Running and walking shoes: is there a difference?

Posted on: 22 October 2014

If you live an active lifestyle or want to take up an exercise routine it's important to take care of your feet. Walking, jogging, or any physical activity can cause injuries to muscles and joints. Taking care to buy the appropriate shoes for your exercise will save you a lot of pain and ensure you can continue exercising into old age. So what is the difference between walking and running, and which shoes should you buy?


When you walk, your foot interacts with the ground differently to other physical activity like running or playing sport. The first point of contact with the ground is at the heel. Your foot then comes down so that the ball of your foot and your toes also press into the ground. It's a kind of "rolling" motion, with about a least your body weight being absorbed by the impact.

Walking Shoes

Although walking is low intensity exercise, it is still important to wear the correct shoes. The best shoes for walking have extra-cushioning at the heel because this is where you get most impact with the ground. They should be flexible around the ball of the foot to help with the rolling motion of your foot. Some walking shoes are also made with a sole that curves upwards slightly, which also assists with the walking motion.


When you run, your outer heel hits the ground first and at a much greater impact compared to walking. The force is about 2-3 times your body weight. Your foot still rolls out to your the ball and toes, but to a lesser extent and with much less impact.

Running Shoes

Two different types of shoes are recommended for running. The more traditional is a shoe with thicker padding in the heel for shock absorption. Running shoes are also typically lighter in weight, and made with more breathable fabric to keep your feet cool. This type of shoe is ideal for running and jogging in an urban environment, on hard ground or cement.

The other type of shoe recommended for running is the "barefoot" shoe. They are an ultra-lightweight footwear with barely any padding in the sole.
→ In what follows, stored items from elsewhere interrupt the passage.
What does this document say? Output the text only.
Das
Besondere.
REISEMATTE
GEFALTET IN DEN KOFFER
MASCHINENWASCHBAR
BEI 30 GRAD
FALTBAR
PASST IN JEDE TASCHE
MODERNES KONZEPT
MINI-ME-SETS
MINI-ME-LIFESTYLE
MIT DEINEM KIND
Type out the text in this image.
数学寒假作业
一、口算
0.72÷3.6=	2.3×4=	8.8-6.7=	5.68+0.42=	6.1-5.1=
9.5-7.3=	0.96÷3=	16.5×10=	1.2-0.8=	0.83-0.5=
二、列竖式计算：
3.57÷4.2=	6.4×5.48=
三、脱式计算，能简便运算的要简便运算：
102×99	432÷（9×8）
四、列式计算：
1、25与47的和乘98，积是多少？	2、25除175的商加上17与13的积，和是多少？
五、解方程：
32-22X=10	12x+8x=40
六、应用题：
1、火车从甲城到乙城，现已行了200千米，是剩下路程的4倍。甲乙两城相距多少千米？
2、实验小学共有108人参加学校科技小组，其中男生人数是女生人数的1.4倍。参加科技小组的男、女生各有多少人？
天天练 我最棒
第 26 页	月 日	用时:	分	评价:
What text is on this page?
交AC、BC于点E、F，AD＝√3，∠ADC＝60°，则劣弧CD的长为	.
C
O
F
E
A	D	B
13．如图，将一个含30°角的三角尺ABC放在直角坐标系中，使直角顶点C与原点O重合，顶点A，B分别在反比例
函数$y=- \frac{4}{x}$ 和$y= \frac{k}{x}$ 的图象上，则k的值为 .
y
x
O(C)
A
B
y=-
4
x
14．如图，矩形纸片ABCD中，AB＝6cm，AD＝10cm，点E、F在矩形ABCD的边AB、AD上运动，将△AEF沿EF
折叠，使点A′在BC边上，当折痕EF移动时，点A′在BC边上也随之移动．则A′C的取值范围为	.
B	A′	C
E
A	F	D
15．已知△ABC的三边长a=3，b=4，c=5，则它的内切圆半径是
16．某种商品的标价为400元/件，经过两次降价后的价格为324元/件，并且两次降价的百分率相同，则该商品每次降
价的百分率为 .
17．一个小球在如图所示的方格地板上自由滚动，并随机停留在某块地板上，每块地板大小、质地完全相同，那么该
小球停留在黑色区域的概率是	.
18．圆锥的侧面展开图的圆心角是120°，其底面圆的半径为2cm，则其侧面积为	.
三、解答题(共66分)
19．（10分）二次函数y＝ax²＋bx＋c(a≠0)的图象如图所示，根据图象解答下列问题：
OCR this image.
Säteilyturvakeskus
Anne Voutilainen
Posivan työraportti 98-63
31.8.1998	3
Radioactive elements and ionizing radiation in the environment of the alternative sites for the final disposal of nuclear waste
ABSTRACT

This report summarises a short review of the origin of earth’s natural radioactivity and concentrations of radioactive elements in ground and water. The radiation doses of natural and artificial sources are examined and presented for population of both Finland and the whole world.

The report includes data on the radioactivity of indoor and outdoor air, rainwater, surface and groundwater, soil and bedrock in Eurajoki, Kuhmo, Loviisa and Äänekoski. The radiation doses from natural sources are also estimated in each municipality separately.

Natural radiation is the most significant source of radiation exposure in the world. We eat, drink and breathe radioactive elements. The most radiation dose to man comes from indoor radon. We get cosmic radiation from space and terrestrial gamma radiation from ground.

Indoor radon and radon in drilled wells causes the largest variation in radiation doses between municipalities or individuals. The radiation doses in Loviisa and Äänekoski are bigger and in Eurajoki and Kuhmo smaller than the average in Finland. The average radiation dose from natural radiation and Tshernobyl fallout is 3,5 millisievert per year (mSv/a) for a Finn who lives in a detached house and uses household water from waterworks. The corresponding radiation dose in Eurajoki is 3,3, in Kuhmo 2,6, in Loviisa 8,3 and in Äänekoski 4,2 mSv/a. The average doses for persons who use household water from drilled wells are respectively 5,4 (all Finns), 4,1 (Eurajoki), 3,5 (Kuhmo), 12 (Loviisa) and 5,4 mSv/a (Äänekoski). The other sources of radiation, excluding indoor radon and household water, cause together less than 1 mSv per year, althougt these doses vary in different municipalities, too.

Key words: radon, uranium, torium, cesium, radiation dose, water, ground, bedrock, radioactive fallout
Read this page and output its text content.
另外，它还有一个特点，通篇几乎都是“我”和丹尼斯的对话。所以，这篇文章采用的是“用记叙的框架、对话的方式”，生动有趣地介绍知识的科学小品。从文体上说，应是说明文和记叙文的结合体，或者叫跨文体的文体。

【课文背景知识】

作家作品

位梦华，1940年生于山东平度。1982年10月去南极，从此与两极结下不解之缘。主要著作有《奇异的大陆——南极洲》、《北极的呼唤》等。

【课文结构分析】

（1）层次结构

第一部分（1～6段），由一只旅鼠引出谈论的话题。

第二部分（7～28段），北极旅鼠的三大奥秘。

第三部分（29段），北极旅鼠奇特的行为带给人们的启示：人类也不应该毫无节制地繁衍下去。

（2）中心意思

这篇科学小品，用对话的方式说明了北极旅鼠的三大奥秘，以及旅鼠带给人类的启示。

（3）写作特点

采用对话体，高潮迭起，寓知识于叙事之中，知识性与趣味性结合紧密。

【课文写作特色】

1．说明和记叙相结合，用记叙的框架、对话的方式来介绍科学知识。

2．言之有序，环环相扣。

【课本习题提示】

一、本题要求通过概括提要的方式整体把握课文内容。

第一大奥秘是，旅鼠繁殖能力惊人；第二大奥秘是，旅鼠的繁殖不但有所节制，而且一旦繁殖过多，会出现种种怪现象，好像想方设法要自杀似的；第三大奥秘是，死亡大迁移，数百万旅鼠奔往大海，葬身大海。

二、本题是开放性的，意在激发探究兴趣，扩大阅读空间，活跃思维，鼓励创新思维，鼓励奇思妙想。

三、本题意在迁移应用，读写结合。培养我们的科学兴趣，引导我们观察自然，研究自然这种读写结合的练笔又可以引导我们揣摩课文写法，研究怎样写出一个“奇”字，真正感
They're also often made with toe-slots and look like gloves. The idea behind barefoot shoes is that running barefoot is safer than running with shoes on, that our natural style of running prevents injure. When you run barefoot, you're forced to land more on the middle area of your foot and the ball of your foot, with less impact on your heel. Barefoot shoes are great to use on grassy areas, but are not ideal in where there is concrete, small rocks and rubbish like glass.

A sports podiatrist can evaluate your exercise routine and make recommendations based on your unique needs.